Super salads: Here’s some good news for Aragon. According to Santos, “The meals at Florence Camp were better than at any of the other prisons where I had been held. Portions of the main meals were abundant, but I especially appreciated the fresh salad bar as well as a hot bar offering rice and beans. If the scheduled meal did not seem agreeable, I could always bring a pack of tuna and add it to a salad.”

It might not be like those steaks at the Bull Ring that Aragon got used to as a legislator. But it could be worse.

“Four microwave ovens were available for inmate use inside the housing unit,” Santos wrote. “A hot-water dispenser was also available for instant coffee or cooking dry soups. Many inmates preferred to purchase rice, beans, tuna, and other items from the commissary; they prepared meals in the housing units when they wanted to avoid the institutional setting of food services.”

Santos said he shared a two-man cubicle in his housing unit.
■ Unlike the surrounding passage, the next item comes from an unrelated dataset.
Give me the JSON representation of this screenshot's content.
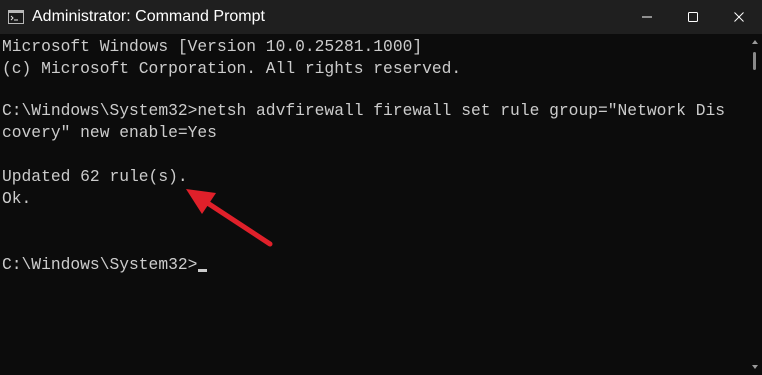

“Each of the housing units was of an identical floor plan, constructed in the shape of an X.” Each wing of the X held approximately 36 men in cubicles with either two or four beds. When I was confined there, the bed frames were made of steel with springs, and mattresses were sufficient for a comfortable rest.”

Inmates in each housing unit have six television rooms. “They were small, with seating capacity for fewer than 20. In order to lessen possibilities for confrontations with others,” Santos wrote.”

Inmates have access to a laundry, Santos said, as well as “a commissary, a chow hall, two classrooms, a small library, a recreation room for the table games, arts and crafts rooms, and a gymnasium. Outside, the camp had an excellent weight lifting area, and a running track that circled a softball and soccer field.”

Drawbacks: Aragon will have a better time if he’s not in the habit of sleeping with a blanket over his head. “At Florence, guards frequently interrupted routines with unscheduled census counts, or they might take privileges away from the entire camp if an individual broke one of the many rules,” Santos wrote.

“Having had many years of confinement behind me, those disruptions did not bother me, though newer prisoners found the controls suffocating," Santos wrote. "For example, at Florence, guards sometimes woke prisoners in the dead of night if the inmate committed the infraction of covering his head beneath the blanket.”